June 21, 2004
   Posted in News Flash
Published By Tashi

Young Tibetans Attend Workshop on Leadership, Conflict Resolution

Dharamsala, 21 June: Thirty Tibetans are being given tips on diplomacy, leadership and conflict resolution at Gangchen Kyishong, the secretariat of the Central Tibetan Administration. A workshop conducted by Institute for Multi-track Diplomacy in coordination with the Department of Information and International Relations began this morning at the Lhakpa Tsering memorial hall of the department.

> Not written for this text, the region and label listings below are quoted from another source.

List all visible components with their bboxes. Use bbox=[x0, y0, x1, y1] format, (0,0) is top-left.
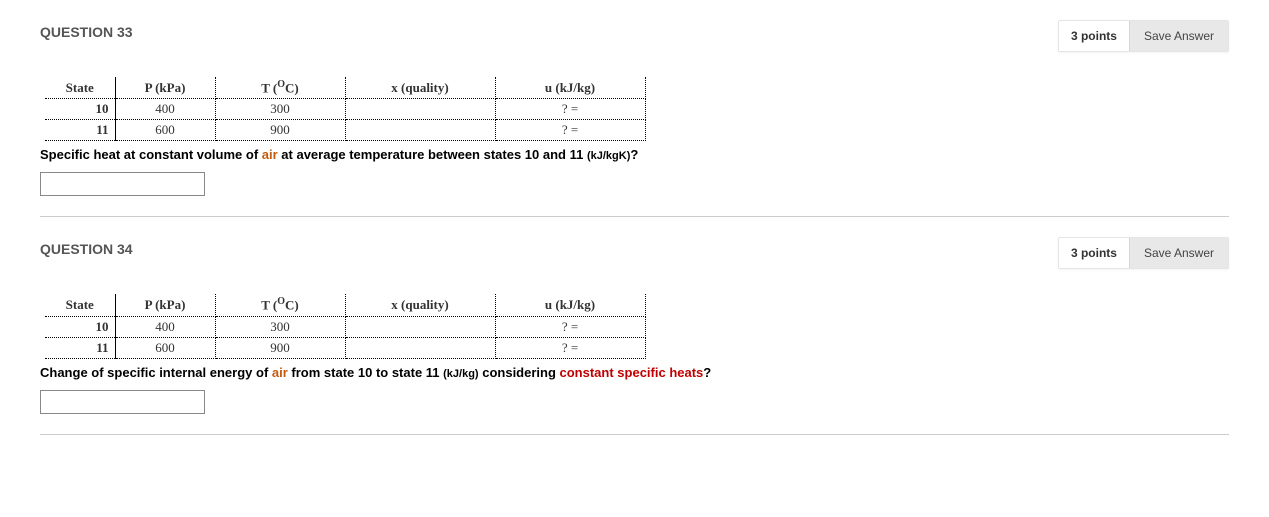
cell-u: ? = bbox=[495, 120, 645, 141]
question-34: QUESTION 34 3 points Save Answer State P… bbox=[40, 237, 1229, 434]
th-u: u (kJ/kg) bbox=[495, 294, 645, 316]
cell-u: ? = bbox=[495, 99, 645, 120]
cell-t: 300 bbox=[215, 99, 345, 120]
th-state: State bbox=[45, 294, 115, 316]
points-label: 3 points bbox=[1059, 238, 1129, 268]
th-t-post: C) bbox=[285, 298, 299, 313]
cell-p: 400 bbox=[115, 99, 215, 120]
question-number: QUESTION 33 bbox=[40, 20, 1058, 40]
cell-state: 11 bbox=[45, 337, 115, 358]
prompt-accent-csh: constant specific heats bbox=[560, 365, 704, 380]
th-t-pre: T ( bbox=[261, 298, 277, 313]
cell-t: 300 bbox=[215, 316, 345, 337]
question-header: QUESTION 33 3 points Save Answer bbox=[40, 20, 1229, 52]
prompt-part: Change of specific internal energy of bbox=[40, 365, 272, 380]
save-answer-button[interactable]: Save Answer bbox=[1129, 21, 1228, 51]
cell-t: 900 bbox=[215, 337, 345, 358]
cell-t: 900 bbox=[215, 120, 345, 141]
points-box: 3 points Save Answer bbox=[1058, 237, 1229, 269]
prompt-unit: (kJ/kg) bbox=[443, 368, 478, 380]
question-33: QUESTION 33 3 points Save Answer State P… bbox=[40, 20, 1229, 217]
answer-input[interactable] bbox=[40, 172, 205, 196]
cell-state: 11 bbox=[45, 120, 115, 141]
th-u: u (kJ/kg) bbox=[495, 77, 645, 99]
prompt-text: Change of specific internal energy of ai… bbox=[40, 365, 1229, 380]
save-answer-button[interactable]: Save Answer bbox=[1129, 238, 1228, 268]
cell-x bbox=[345, 337, 495, 358]
table-row: 11 600 900 ? = bbox=[45, 120, 645, 141]
table-row: 11 600 900 ? = bbox=[45, 337, 645, 358]
answer-input[interactable] bbox=[40, 390, 205, 414]
prompt-unit: (kJ/kgK) bbox=[587, 150, 630, 162]
cell-u: ? = bbox=[495, 337, 645, 358]
th-t-sup: O bbox=[277, 296, 285, 307]
prompt-accent-air: air bbox=[262, 147, 278, 162]
question-body: State P (kPa) T (OC) x (quality) u (kJ/k… bbox=[40, 294, 1229, 413]
cell-state: 10 bbox=[45, 99, 115, 120]
state-table: State P (kPa) T (OC) x (quality) u (kJ/k… bbox=[45, 294, 646, 358]
prompt-part: considering bbox=[479, 365, 560, 380]
question-body: State P (kPa) T (OC) x (quality) u (kJ/k… bbox=[40, 77, 1229, 196]
cell-x bbox=[345, 120, 495, 141]
th-t-sup: O bbox=[277, 79, 285, 90]
cell-p: 600 bbox=[115, 120, 215, 141]
cell-x bbox=[345, 316, 495, 337]
points-label: 3 points bbox=[1059, 21, 1129, 51]
th-t: T (OC) bbox=[215, 294, 345, 316]
th-t-pre: T ( bbox=[261, 80, 277, 95]
prompt-part: from state 10 to state 11 bbox=[288, 365, 443, 380]
points-box: 3 points Save Answer bbox=[1058, 20, 1229, 52]
th-t-post: C) bbox=[285, 80, 299, 95]
state-table: State P (kPa) T (OC) x (quality) u (kJ/k… bbox=[45, 77, 646, 141]
cell-p: 400 bbox=[115, 316, 215, 337]
question-header: QUESTION 34 3 points Save Answer bbox=[40, 237, 1229, 269]
prompt-text: Specific heat at constant volume of air … bbox=[40, 147, 1229, 162]
cell-x bbox=[345, 99, 495, 120]
cell-p: 600 bbox=[115, 337, 215, 358]
th-p: P (kPa) bbox=[115, 77, 215, 99]
prompt-part: at average temperature between states 10… bbox=[278, 147, 587, 162]
prompt-part: ? bbox=[630, 147, 638, 162]
th-state: State bbox=[45, 77, 115, 99]
prompt-part: Specific heat at constant volume of bbox=[40, 147, 262, 162]
question-number: QUESTION 34 bbox=[40, 237, 1058, 257]
prompt-part: ? bbox=[703, 365, 711, 380]
cell-u: ? = bbox=[495, 316, 645, 337]
table-row: 10 400 300 ? = bbox=[45, 316, 645, 337]
table-row: 10 400 300 ? = bbox=[45, 99, 645, 120]
cell-state: 10 bbox=[45, 316, 115, 337]
th-x: x (quality) bbox=[345, 77, 495, 99]
th-t: T (OC) bbox=[215, 77, 345, 99]
prompt-accent-air: air bbox=[272, 365, 288, 380]
th-p: P (kPa) bbox=[115, 294, 215, 316]
th-x: x (quality) bbox=[345, 294, 495, 316]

The participants are from the various offices of the Central Tibetan Administration and the various Tibetan non-governmental organisations.

Ambassador McDonald, Dr. Eileen Boris and Steven Krubiner are the three resource persons who will be interacting with the participants of the workshop which ends on 25 June.

The association of the Institute for Multi-track Diplomacy with the Tibetan community dates back to 1992 when it began its first diplomacy training in Dharamsala. Since then, the institute has been involved extensively in conducting workshops for the Central Tibetan Administration and Tibetan NGOs.

The Department of Information and International Relations said in a letter sent to the participants that the workshop will help the emerging leaders of the Central Tibetan Administration and the Tibetan NGOs to work more effectively in resolving conflicts in a variety of settings.

“It will provide skills to young Tibetan leaders to work skillfully with their Chinese counterparts and also to educate young Tibetan leaders in the dialogue process”, the letter said.

Ambassador John W. McDonald is a lawyer, diplomat, former international civil servant, development expert and peace-builder, concerned about world social, economic and ethnic problems. He spent twenty years of his career in Western Europe and the Middle East and worked for sixteen years on United Nations economic and social affairs. He is currently Chairman and co-founder of the Institute for Multi-Track Diplomacy, in Washington D.C., which focuses on national and inter-national ethnic conflicts. In February 1992, he was named Distinguished Visiting Professor at George Mason University’s Institute for Conflict Analysis and Resolution, in Fairfax, Virginia. McDonald retired from the American foreign service in 1987.

Established in 1992 and based in Arlington, Virginia, the mission of the Institute for Multi-Track Diplomacy is to promote a systems approach to peace building and to facilitate the transformation of deep-rooted social conflict. The Institute is chaired by Ambassador McDonald. It has 1237 members in 31 countries.

Dr. Borris is a licensed clinical psychologist, political psychologist and educator/trainer who is committed to the work of peace-building, conflict resolution and reconciliation especially in emerging democracies. Her focus is on working with ethnic and regional groups in conflict, working in the framework of multi-track diplomacy. A special interest area is in incorporating forgiveness and reconciliation processes within the broader context of conflict resolution. Dr. Borris has worked extensively in this field for over 20 years.